Espinel began her remarks by saying that “[A]merica has
always been a nation of innovators”, specifically naming Google and Amazon, and
that “protecting intellectual property underpinning that innovation is an
economic imperative that this Administration takes very seriously.”
Secretary Bryson called US citizens “start-up people” who
“drive innovation.” And that
innovation, in his opinion, is best preserved by “recommit[ting] ourselves to
strong intellectual property protections.”
I won’t get into the report itself and whether its
methodology is sound. We’ll write about that soon. But all the talk of
innovation, start-ups and entrepreneurship seemed very strange, and almost
contrived, given the vehement opposition to maximalist enforcement
initiatives like SOPA and PIPA from venture capitalists and entrepreneurs,
as well as big companies like Google and Amazon.
Innovators and venture capitalists are also the source of complaints
about the quality of patent applications granted by the PTO. While Director Kappos’ comments focused
almost entirely on how his agency is streamlining the patent process to make it quicker
and easier to get a patent, nary a word was said about how best the PTO can
help solve the escalating patent wars and the flood of business method and
software patents that enable them.
The US government needs an “Office of Innovation,” headed by
an Innovation Coordinator equal in stature to the IPEC. That office would look at the contributions
to the economy of those industries that rely not on maximum IP enforcement, but
on openness, sharing and the balance that the Constitution requires of the
copyright, trademark and patent systems.
I’d venture a guess that a study of those industries would
also find that their contribution to the US economy is similarly enormous.

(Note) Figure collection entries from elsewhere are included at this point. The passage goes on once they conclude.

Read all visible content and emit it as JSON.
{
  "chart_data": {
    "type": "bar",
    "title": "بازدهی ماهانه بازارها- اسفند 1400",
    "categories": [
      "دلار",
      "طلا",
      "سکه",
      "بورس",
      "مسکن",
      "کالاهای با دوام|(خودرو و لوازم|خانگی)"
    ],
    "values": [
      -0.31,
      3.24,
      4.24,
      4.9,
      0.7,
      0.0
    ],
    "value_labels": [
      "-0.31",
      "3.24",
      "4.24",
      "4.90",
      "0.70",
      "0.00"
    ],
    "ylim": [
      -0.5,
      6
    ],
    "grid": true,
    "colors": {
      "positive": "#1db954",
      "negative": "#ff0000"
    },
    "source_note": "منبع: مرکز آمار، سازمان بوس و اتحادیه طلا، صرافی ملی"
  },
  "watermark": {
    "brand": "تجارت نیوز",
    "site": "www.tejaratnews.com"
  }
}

Congress created the IPEC position in 2008 as part of the
PRO-IP Act, a law that Public Knowledge opposed in part because it took the “IP Czar” position from the Commerce
Department and put it in the White House. We worked with the Bush Justice Department to oppose that bill, because they also felt that IP enforcement shouldn’t be politicized. But we lost that battle, and Espinel has done a fine job (perhaps too
good from our perspective) raising the profile of IP enforcement.

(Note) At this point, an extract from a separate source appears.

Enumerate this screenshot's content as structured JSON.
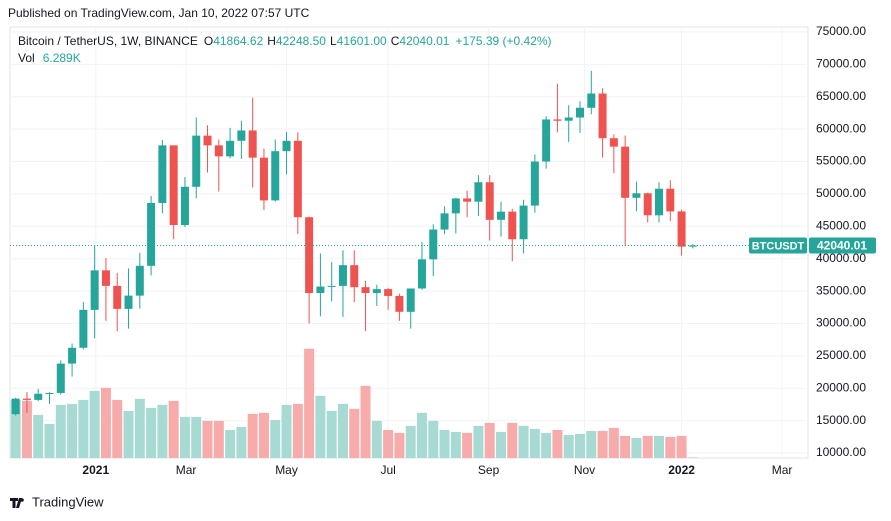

Of course, the office of the IPEC is just one of many in
government dedicated to maximizing IP enforcement. Among
other agencies, the State Department, Department of Justice, US Trade
Representative and Department of Homeland Security all have IP enforcement
offices. How many Offices of Innovation exist in these
agencies? Zero.
It’s time for Congress to create a counterbalance in
government, and a United States Office of Innovation is a good place to start.